Wijsheid komt met de jaren, en mildheid jegens Kerstmis ook. Althans dat geldt voor mij. Daar waar ik jaren geleden met passie een column schreef over de wortels van mijn anti-kerstgedachten, moet ik eerlijk bekennen dat er een kleine glimlach op mijn gezicht stond toen ik begin december de kerstspullen van zolder haalde.
Nu ben ik altijd voorstander geweest van de regel ‘kerstboom pas na Sinterklaas opzetten’. Na de 5e is wat mij betreft vroeg genoeg voor cadeaustress, tafelschikking en gescheiden familie-ellende. Want vooral dat laatste blijft. Waar de vader van mijn kinderen het jarenlang prima vond dat kerst bij de Ootjes was, is daar ook de klad ingekomen sinds een nieuwe liefde intrede deed. Tel daar twee tienermeisjes bij op die hun eigen sterke voorkeur en dito wensen hebben, en de samengestelde legpuzzel is compleet.

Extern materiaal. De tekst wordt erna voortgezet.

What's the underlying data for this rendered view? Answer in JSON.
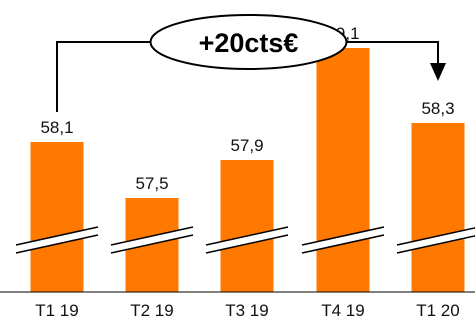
{
  "chart_data": {
    "type": "bar",
    "categories": [
      "T1 19",
      "T2 19",
      "T3 19",
      "T4 19",
      "T1 20"
    ],
    "values": [
      58.1,
      57.5,
      57.9,
      59.1,
      58.3
    ],
    "value_labels": [
      "58,1",
      "57,5",
      "57,9",
      "59,1",
      "58,3"
    ],
    "axis_break": true,
    "annotation": {
      "text": "+20cts€",
      "from_category": "T1 19",
      "to_category": "T1 20"
    },
    "colors": {
      "bar": "#FF7900",
      "text": "#111111",
      "line": "#000000"
    }
  }
}
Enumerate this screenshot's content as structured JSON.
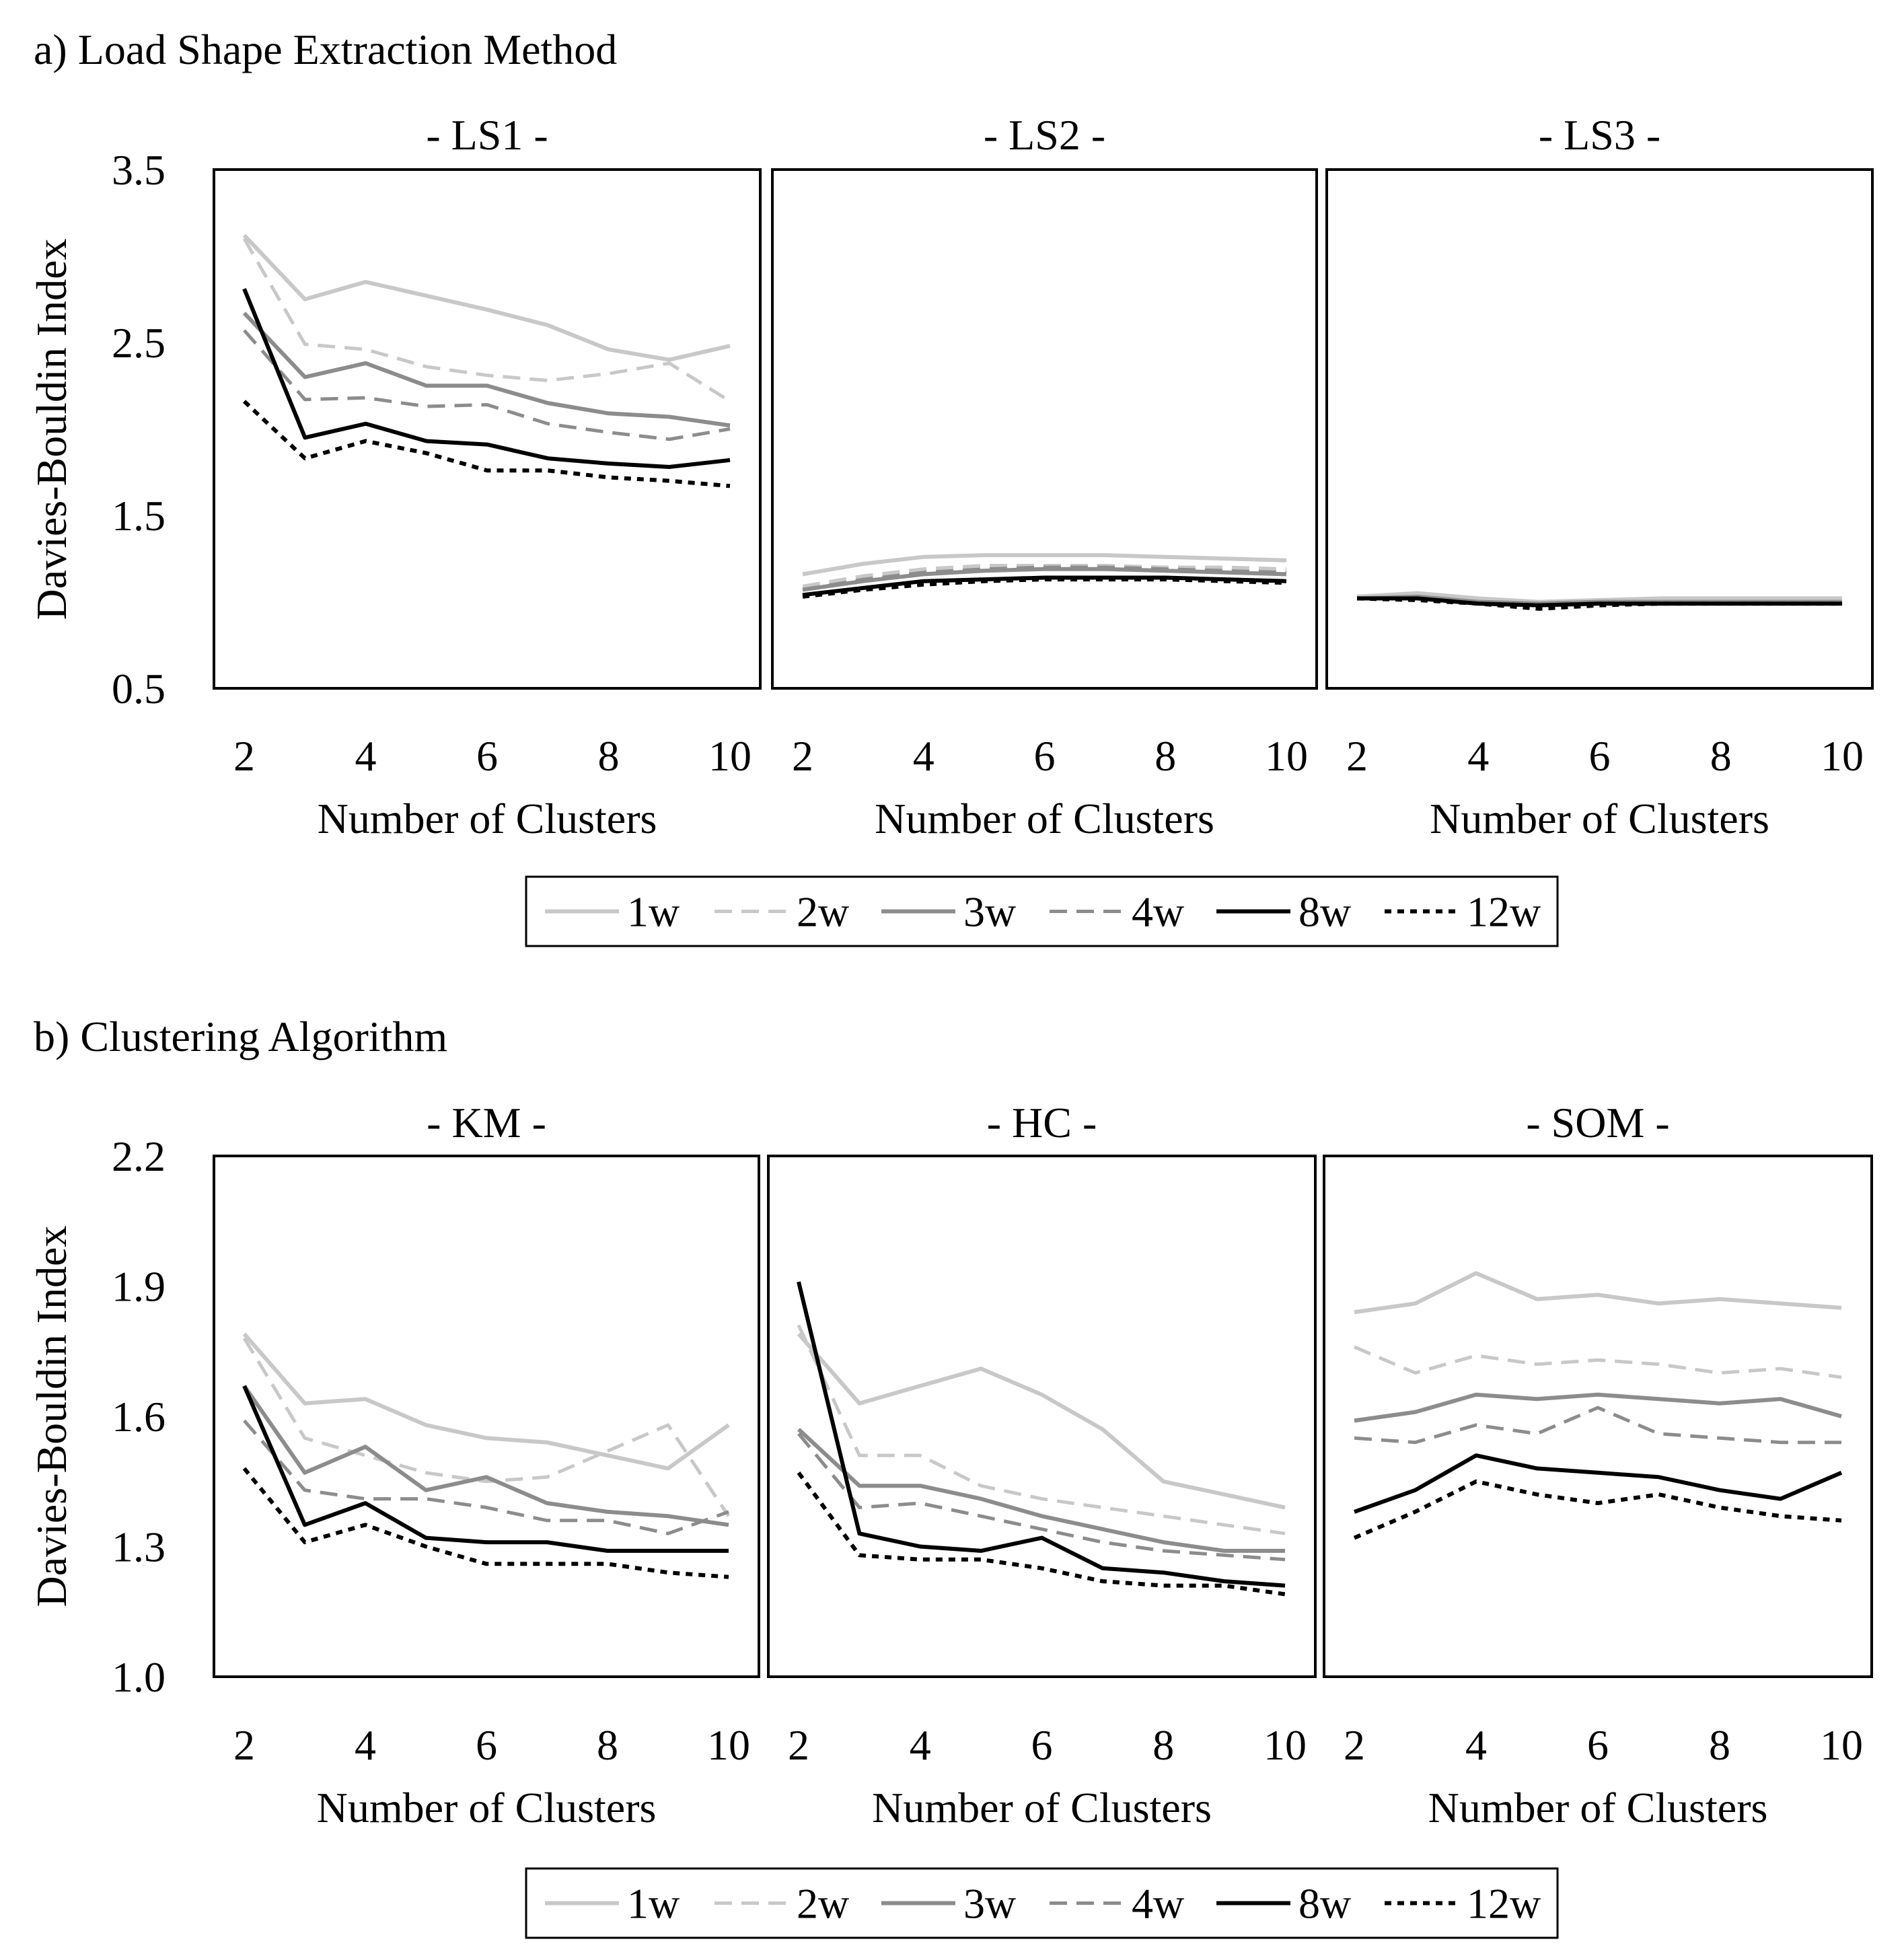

Jarenlang woonde ik met de meisjes in het Bergkwartier, het stadsgedeelte van Deventer dat dit weekend decor is van het Dickensfestijn. Toen ze nog jong waren vonden de dochters dat prachtig. Van verkleden en oud speelgoed tot Christmas Carols zingen met je buren (want je bent als wijkbewoner verplicht te helpen of mee te doen). Ze verdienden hun zakcentje met ‘bedelen’. Met besmeurde gezichten van kranteninkt lagen ze op een kleedje zielig te kijken. Ze verdienden er gemiddeld zo’n 80 (!) euro mee. Ik was vooral blij als het weekend, inclusief 125.000 bezoekers die door jouw krappe straatje lopen, voorbij was.
We wonen inmiddels aan de andere kant van de stad en de tieners zijn nog steeds diehard kerstfan. Nu de Dickens-druk ervan af is en we mijn moeder verloren hebben, voelt kerst langzaamaan iets meer ontspannen. Ik ben in elk geval dankbaarder dan ooit. Dus als verrassing neem ik de meiden de komende tijd een keer mee naar een grote kerstmarkt in het buitenland. Jägertee en bratwurst zullen me op de been houden, wanneer mijn tieners kraampjes afstruinen voor nutteloze armbandjes, lelijke sokken en andere kerstmeuk die ze aanschaffen van hun zakgeld. Ik ga er, denk ik, zelfs een beetje van genieten.
“Voel je niet verplicht bij mij te blijven tijdens kerst”, zeg ik al dagen tegen de meiden. “Ik weet niet welke plannen je vader heeft, maar daar kun je ook heen, wat jullie willen.” In de afgelopen jaren heb ik voor de lieve vrede me flexibel opgesteld. Andersom is dat niet altijd zo geweest.
Flexibel blijf ik omdat de meiden inmiddels een leeftijd hebben waarop je ze simpelweg niet naar familie en aanhang kunt of wilt meeslepen. Zij vinden kerst oprecht leuk en ik wil er voor hen alles aan doen om dat gevoel zo te behouden. Ik hoop dat ze niet uit plichtsbesef en loyaliteit bij een diner aanschuiven, maar omdat ze er zin in hebben en zich thuis voelen. Want dat is toch een beetje de kerstgedachte, lijkt me.